Ankara kulislerinde, Cumhurbaşkanı Recep Tayyip Erdoğan’ın yılın son günlerindeki kabul ve yeni yılın ilk günlerinde başlattığı ziyaret trafiği ile kendi oyun planının taşlarını döşemeye başladığı konuşuluyor. Cumhurbaşkanının cuma namazı çıkışında yaptığı açıklama ile bu yorumu kısmen desteklediği de söylenebilir. Erdoğan, Saadet Partisi (SP) Yüksek İstişare Kurulu Başkanı Oğuzhan Asiltürk’ü ziyareti konusunda, “Benim bu ziyaretim hem bir nezaket ziyareti hem de bu ittifak meselesinde yani bir seçim ittifakı mı olur veya geleceğe yönelik biz bir terörle mücadele verirken burada bu terörle mücadelede her türlü desteğin bizim yanımızda olması lâzım. Yani biz bir yalnızlığı hissetmememiz lâzım. Bunun için de şu anda buna benzer görüşmeleri bundan sonra da yapmayı planlıyorum, yapacağım. Geçenlerde biliyorsunuz Demokratik Sol Partinin Genel Başkanıyla da Külliye’de bir görüşmemiz oldu. Bundan sonraki süreçte de bu tür görüşmeler devam edecek” dedi.
Bakalım siyasette yeni dönem nasıl ‘şekillenecek’.
ASİLTÜRK’Ü ZİYARETE DAİR
Cumhurbaşkanı’nın Asiltürk’ü ziyaretine ilişkin bazı haberlerde, SP Genel Başkanı Temel Karamollaoğlu ile Asiltürk arasında bir süredir devam eden görüş ayrılığına atıf yapıldı. Asiltürk’ün Karamollaoğlu ile Millet İttifakı ile birlikte hareket etmek başta olmak üzere bir dizi konuda anlaşmazlık yaşadığı hatırlatıldı.
SP kaynakları, yıllardır birlikte siyaset yapan iki isim arasındaki görüş ayrılığını doğruluyor ancak bunun “keskin, iplerin atıldığı bir görüş ayrılığı” olmadığının altını çiziyor. Bir kaynağın ifadesi “50 yıldır birlikte siyaset yapan, hapis yatan bu isimler, her zaman olduğu gibi kırmızının tonlarını tartışıyor diyebiliriz” şeklinde. Ayrıca, siyaset yapma biçimleri birbirinden farklı olsa da iki ismin dünür olduğu hatırlatılıyor.

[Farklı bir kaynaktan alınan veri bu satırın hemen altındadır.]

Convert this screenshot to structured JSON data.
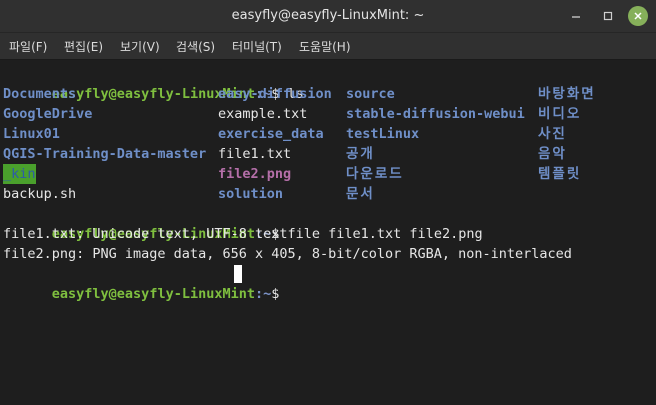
{
  "window": {
    "title": "easyfly@easyfly-LinuxMint: ~"
  },
  "menu": [
    {
      "label": "파일(F)"
    },
    {
      "label": "편집(E)"
    },
    {
      "label": "보기(V)"
    },
    {
      "label": "검색(S)"
    },
    {
      "label": "터미널(T)"
    },
    {
      "label": "도움말(H)"
    }
  ],
  "terminal": {
    "prompt_user": "easyfly@easyfly-LinuxMint",
    "prompt_path": ":~",
    "prompt_symbol": "$ ",
    "cmd1": "ls",
    "ls": {
      "col1": [
        "Documents",
        "GoogleDrive",
        "Linux01",
        "QGIS-Training-Data-master",
        "_kin",
        "backup.sh"
      ],
      "col2": [
        "easy-diffusion",
        "example.txt",
        "exercise_data",
        "file1.txt",
        "file2.png",
        "solution"
      ],
      "col3": [
        "source",
        "stable-diffusion-webui",
        "testLinux",
        "공개",
        "다운로드",
        "문서"
      ],
      "col4": [
        "바탕화면",
        "비디오",
        "사진",
        "음악",
        "템플릿"
      ]
    },
    "cmd2": "file file1.txt file2.png",
    "output1": "file1.txt: Unicode text, UTF-8 text",
    "output2": "file2.png: PNG image data, 656 x 405, 8-bit/color RGBA, non-interlaced"
  },
  "colors": {
    "prompt_user": "#7fbf3f",
    "directory": "#6f8fc8",
    "image_file": "#b46fa8",
    "close_button": "#86b05a"
  }
}
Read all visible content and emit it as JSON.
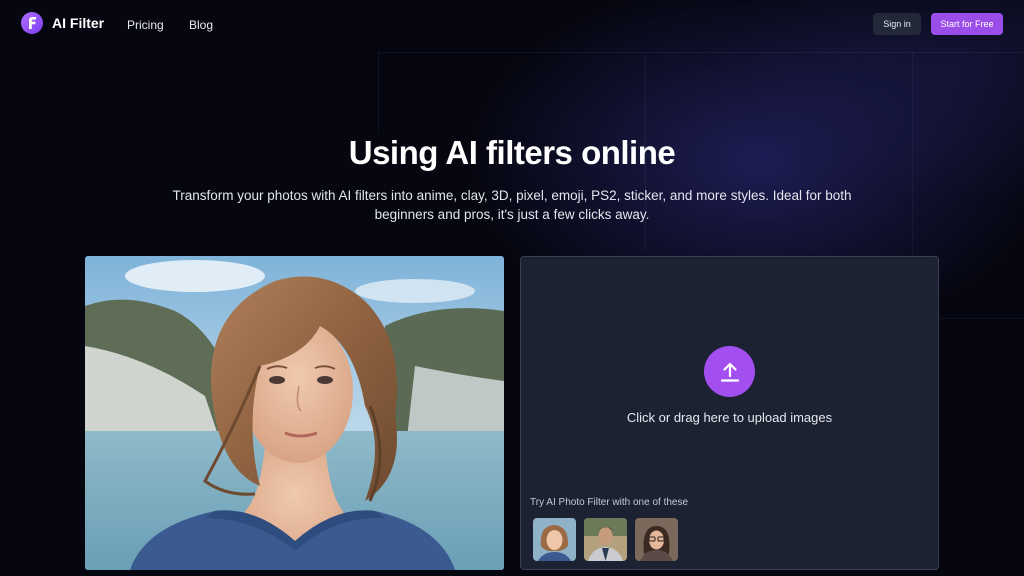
{
  "header": {
    "logo_text": "AI Filter",
    "logo_icon": "letter-f-logo-icon",
    "nav": [
      "Pricing",
      "Blog"
    ],
    "sign_in": "Sign in",
    "start_free": "Start for Free"
  },
  "hero": {
    "title": "Using AI filters online",
    "subtitle": "Transform your photos with AI filters into anime, clay, 3D, pixel, emoji, PS2, sticker, and more styles. Ideal for both beginners and pros, it's just a few clicks away."
  },
  "upload": {
    "icon": "upload-arrow-icon",
    "label": "Click or drag here to upload images",
    "try_label": "Try AI Photo Filter with one of these"
  },
  "colors": {
    "accent": "#9b4dea",
    "upload_button": "#a34ff0",
    "background": "#05060f",
    "panel": "#1c2231"
  }
}
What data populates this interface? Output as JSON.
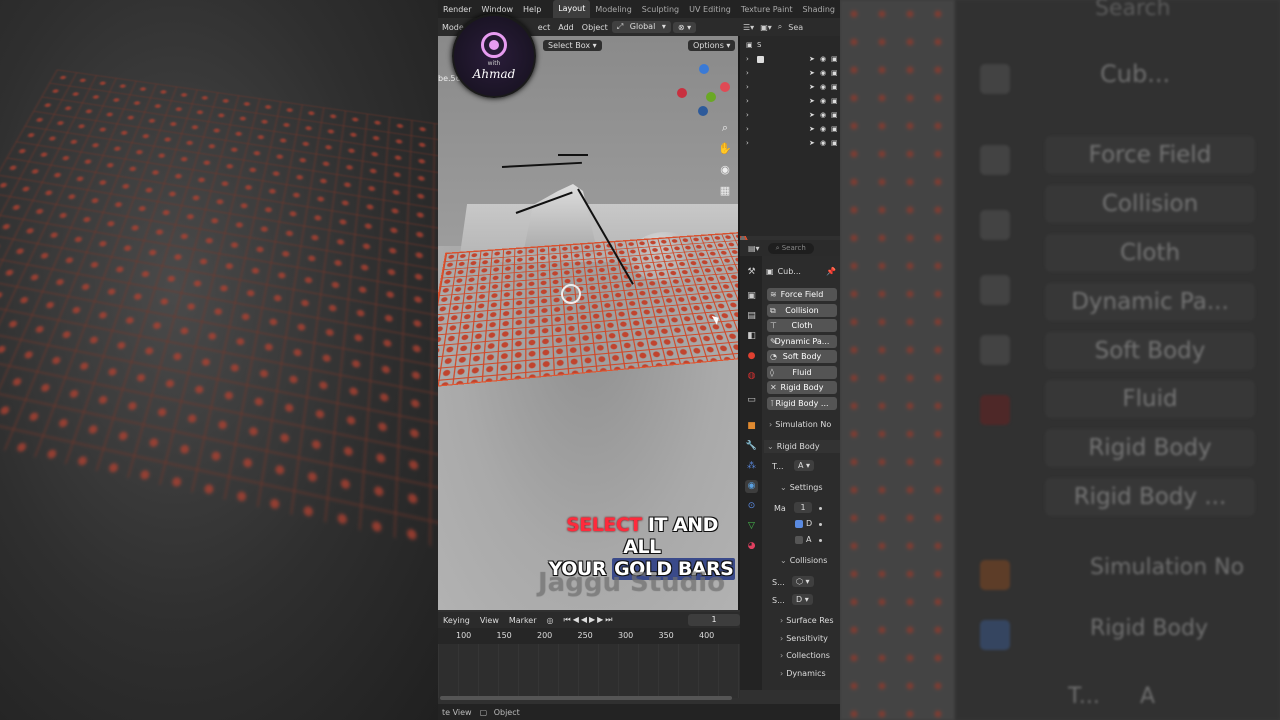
{
  "topbar": {
    "menus": [
      "Render",
      "Window",
      "Help"
    ],
    "workspaces": [
      "Layout",
      "Modeling",
      "Sculpting",
      "UV Editing",
      "Texture Paint",
      "Shading"
    ],
    "active_workspace": "Layout"
  },
  "viewport_header": {
    "mode": "Mode",
    "menus": [
      "ect",
      "Add",
      "Object"
    ],
    "transform": "Global",
    "select_tool": "Select Box",
    "options": "Options",
    "search": "Sea",
    "fragment": "be.56"
  },
  "logo": {
    "small_text": "with",
    "name": "Ahmad"
  },
  "caption": {
    "highlight": "SELECT",
    "line1_rest": "IT AND ALL",
    "line2_a": "YOUR",
    "line2_b": "GOLD BARS"
  },
  "watermark": "Jaggu Studio",
  "outliner": {
    "first_label": "S",
    "row_count": 8
  },
  "properties": {
    "search_placeholder": "Search",
    "object_name": "Cub...",
    "physics_buttons": [
      {
        "icon": "force-field-icon",
        "label": "Force Field"
      },
      {
        "icon": "collision-icon",
        "label": "Collision"
      },
      {
        "icon": "cloth-icon",
        "label": "Cloth"
      },
      {
        "icon": "dynamic-paint-icon",
        "label": "Dynamic Pa..."
      },
      {
        "icon": "soft-body-icon",
        "label": "Soft Body"
      },
      {
        "icon": "fluid-icon",
        "label": "Fluid"
      },
      {
        "icon": "close-icon",
        "label": "Rigid Body"
      },
      {
        "icon": "rigid-body-constraint-icon",
        "label": "Rigid Body ..."
      }
    ],
    "simulation_nodes": "Simulation No",
    "rigid_body": "Rigid Body",
    "type_label": "T...",
    "type_value": "A",
    "settings": "Settings",
    "mass_label": "Ma",
    "mass_value": "1",
    "dynamic_label": "D",
    "animated_label": "A",
    "collisions": "Collisions",
    "shape_label": "S...",
    "source_label": "S...",
    "source_value": "D",
    "subsections": [
      "Surface Res",
      "Sensitivity",
      "Collections",
      "Dynamics"
    ]
  },
  "timeline": {
    "menus": [
      "Keying",
      "View",
      "Marker"
    ],
    "current_frame": "1",
    "ticks": [
      "100",
      "150",
      "200",
      "250",
      "300",
      "350",
      "400"
    ]
  },
  "statusbar": {
    "left": "te View",
    "object": "Object"
  },
  "ghost_panel": {
    "search": "Search",
    "object": "Cub...",
    "buttons": [
      "Force Field",
      "Collision",
      "Cloth",
      "Dynamic Pa...",
      "Soft Body",
      "Fluid",
      "Rigid Body",
      "Rigid Body ..."
    ],
    "simulation": "Simulation No",
    "rigid": "Rigid Body",
    "type_label": "T...",
    "type_value": "A"
  },
  "colors": {
    "accent": "#ff2a3c",
    "selection": "#d04a2a",
    "button": "#545454"
  }
}
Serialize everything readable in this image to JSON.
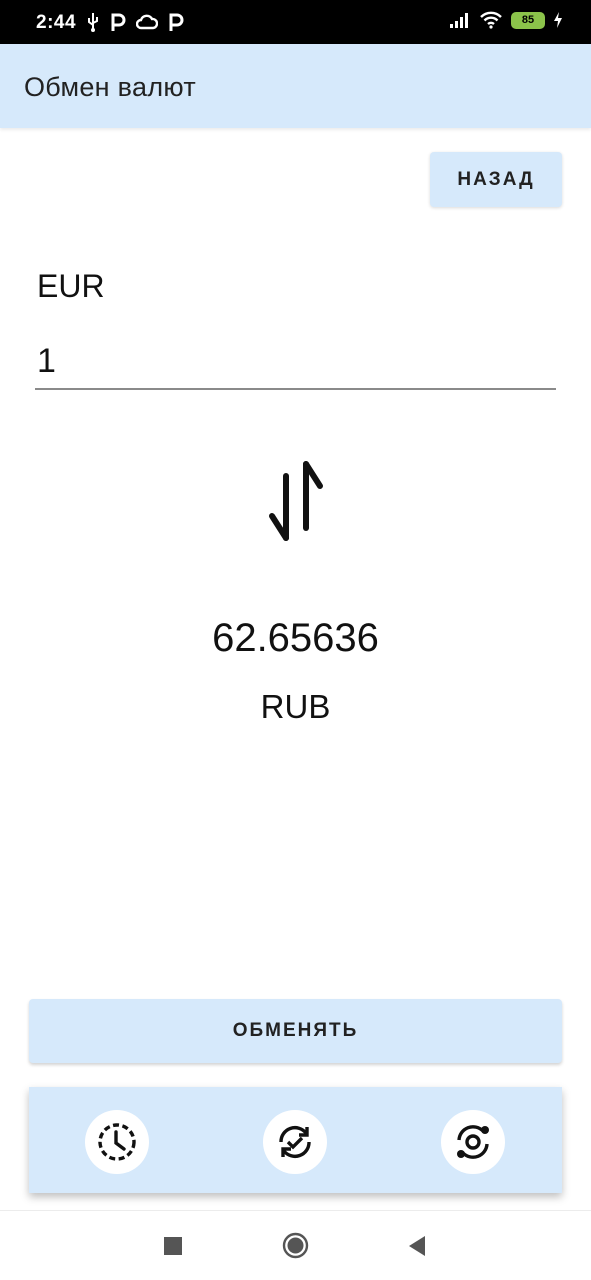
{
  "status_bar": {
    "time": "2:44",
    "battery_level": "85",
    "icons_left": [
      "usb-icon",
      "p-app-icon",
      "cloud-icon",
      "p-app-icon"
    ],
    "icons_right": [
      "signal-icon",
      "wifi-icon",
      "battery-icon",
      "charging-icon"
    ]
  },
  "app_bar": {
    "title": "Обмен валют",
    "background": "#d6e9fb"
  },
  "back_button": {
    "label": "НАЗАД"
  },
  "converter": {
    "from_currency": "EUR",
    "amount": "1",
    "swap_icon": "swap-vertical-icon",
    "result": "62.65636",
    "to_currency": "RUB"
  },
  "exchange_button": {
    "label": "ОБМЕНЯТЬ"
  },
  "bottom_nav": {
    "items": [
      {
        "icon": "history-icon"
      },
      {
        "icon": "exchange-icon"
      },
      {
        "icon": "currency-rates-icon"
      }
    ]
  },
  "system_nav": {
    "items": [
      "recents-icon",
      "home-icon",
      "back-icon"
    ]
  }
}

SP’nin de başka partiler gibi bir sonraki seçime tek başına mı, mevcut ittifaklardan biri ile mi yoksa tamamen üçüncü bir ‘işbirliği’ ile mi hazırlanması gerektiğini kendi içinde tartıştığı, bu tartışmanın iki isim arasındaki ‘çatlak’ olarak yansıtıldığı belirtiliyor. Parti kaynakları, Asiltürk ve partideki bazı isimlerin, ‘SP’nin büyümesi için, tüm partiler gibi AK Parti tabanından oy alması gerektiğini ancak CHP ile verilen fotoğrafın onlara bunu sağlamadığı’ tezini savunuyor. Görüştüğüm SP’den farklı isimlerin buluştuğu nokta, kendi içlerindeki bu tartışmanın henüz bitmediği oldu.